Creatieve broedplaats
In nauwe samenwerking met partners Club AIR, ID&T en Massive Music transformeerde Lingotto het voormalige Shell-kantoor in Amsterdam tot een broedplaats voor de muziek- en uitgaansindustrie. Na het startschot voor de ombouw in 2014 is er ruim 60% energie bespaard ten opzichte van de originele energievoorziening.
Duurzaamheid is een voorwaarde
Jansen vervolgt: “Een voorwaarde voor transformatie is een duurzame aanpak, wat allereerst betekent dat je moet streven naar toekomstbestendige plekken die een aangenaam verblijf faciliteren. Bij voorkeur met maximaal hergebruik van in het gebouw aanwezige materialen en constructies. We hebben met de A’DAM Toren een bijdrage geleverd aan de herontwikkeling van stadsdeel Noord, maar uiteraard niet ieder ‘uit de mode geraakt pand’ kan een A’DAM Toren worden. Ik geloof echter in oprechte en intensieve co-creatie van waaruit sterke concepten ontstaan die nog veel meer transformaties mogelijk maken.”
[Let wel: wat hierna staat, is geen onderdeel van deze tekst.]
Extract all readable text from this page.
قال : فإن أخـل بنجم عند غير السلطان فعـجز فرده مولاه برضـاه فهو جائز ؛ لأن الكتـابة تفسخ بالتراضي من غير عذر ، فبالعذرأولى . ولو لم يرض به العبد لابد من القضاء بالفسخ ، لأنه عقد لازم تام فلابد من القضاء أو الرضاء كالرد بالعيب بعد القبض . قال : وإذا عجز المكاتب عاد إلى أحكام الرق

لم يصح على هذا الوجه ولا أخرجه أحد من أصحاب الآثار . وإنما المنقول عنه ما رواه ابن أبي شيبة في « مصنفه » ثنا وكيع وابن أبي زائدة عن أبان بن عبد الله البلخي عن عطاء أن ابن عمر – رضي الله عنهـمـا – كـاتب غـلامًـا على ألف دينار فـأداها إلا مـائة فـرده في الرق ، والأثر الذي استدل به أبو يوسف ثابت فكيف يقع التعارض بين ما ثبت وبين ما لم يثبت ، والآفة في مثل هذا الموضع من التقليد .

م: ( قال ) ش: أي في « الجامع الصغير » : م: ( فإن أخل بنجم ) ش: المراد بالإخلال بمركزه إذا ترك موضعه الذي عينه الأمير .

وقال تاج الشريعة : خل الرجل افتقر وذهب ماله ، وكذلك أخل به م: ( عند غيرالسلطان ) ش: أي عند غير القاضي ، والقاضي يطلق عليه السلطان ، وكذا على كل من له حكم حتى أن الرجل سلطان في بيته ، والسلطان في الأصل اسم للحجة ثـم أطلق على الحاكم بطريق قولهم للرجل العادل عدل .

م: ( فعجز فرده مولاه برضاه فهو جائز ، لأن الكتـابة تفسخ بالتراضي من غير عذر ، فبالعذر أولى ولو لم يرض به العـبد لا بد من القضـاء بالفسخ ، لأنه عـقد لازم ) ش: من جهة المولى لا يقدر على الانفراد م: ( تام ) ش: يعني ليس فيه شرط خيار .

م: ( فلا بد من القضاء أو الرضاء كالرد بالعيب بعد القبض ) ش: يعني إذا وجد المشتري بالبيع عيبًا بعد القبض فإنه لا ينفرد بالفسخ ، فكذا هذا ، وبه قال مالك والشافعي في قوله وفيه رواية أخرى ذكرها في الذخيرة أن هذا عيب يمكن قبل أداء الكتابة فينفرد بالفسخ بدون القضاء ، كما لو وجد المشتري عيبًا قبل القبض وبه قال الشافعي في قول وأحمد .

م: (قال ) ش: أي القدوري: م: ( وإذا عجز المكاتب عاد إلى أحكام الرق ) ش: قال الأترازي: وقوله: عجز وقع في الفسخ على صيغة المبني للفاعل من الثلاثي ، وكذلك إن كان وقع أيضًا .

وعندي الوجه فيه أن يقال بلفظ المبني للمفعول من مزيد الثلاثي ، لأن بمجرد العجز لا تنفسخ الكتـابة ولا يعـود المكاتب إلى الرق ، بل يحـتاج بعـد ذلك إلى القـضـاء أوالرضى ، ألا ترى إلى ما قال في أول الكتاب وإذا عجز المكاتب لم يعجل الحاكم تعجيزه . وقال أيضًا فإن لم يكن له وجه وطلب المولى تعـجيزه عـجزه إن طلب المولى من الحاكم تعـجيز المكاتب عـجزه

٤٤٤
Zelf aan de slag met transformatie
Ondanks dat een aanzienlijk deel van de transformaties plaatsvindt in de vier grote steden, is de spreiding aan transformaties over Nederland best groot. Dat komt doordat de meeste herontwikkelingen tot stand komen door kleine tot middelgrote projectontwikkelaars die vooral op hun lokale markt actief zijn. Zij zien letterlijk de gaten tussen vraag en aanbod en met lokale kennis zijn zij in staat om op maat transformaties te realiseren. Doordat de kennis over transformatie toeneemt zal het totale aantal transformaties en de spreiding over het land verder toenemen. Welke kansen ziet u, bijvoorbeeld om panden te transformeren naar woningen?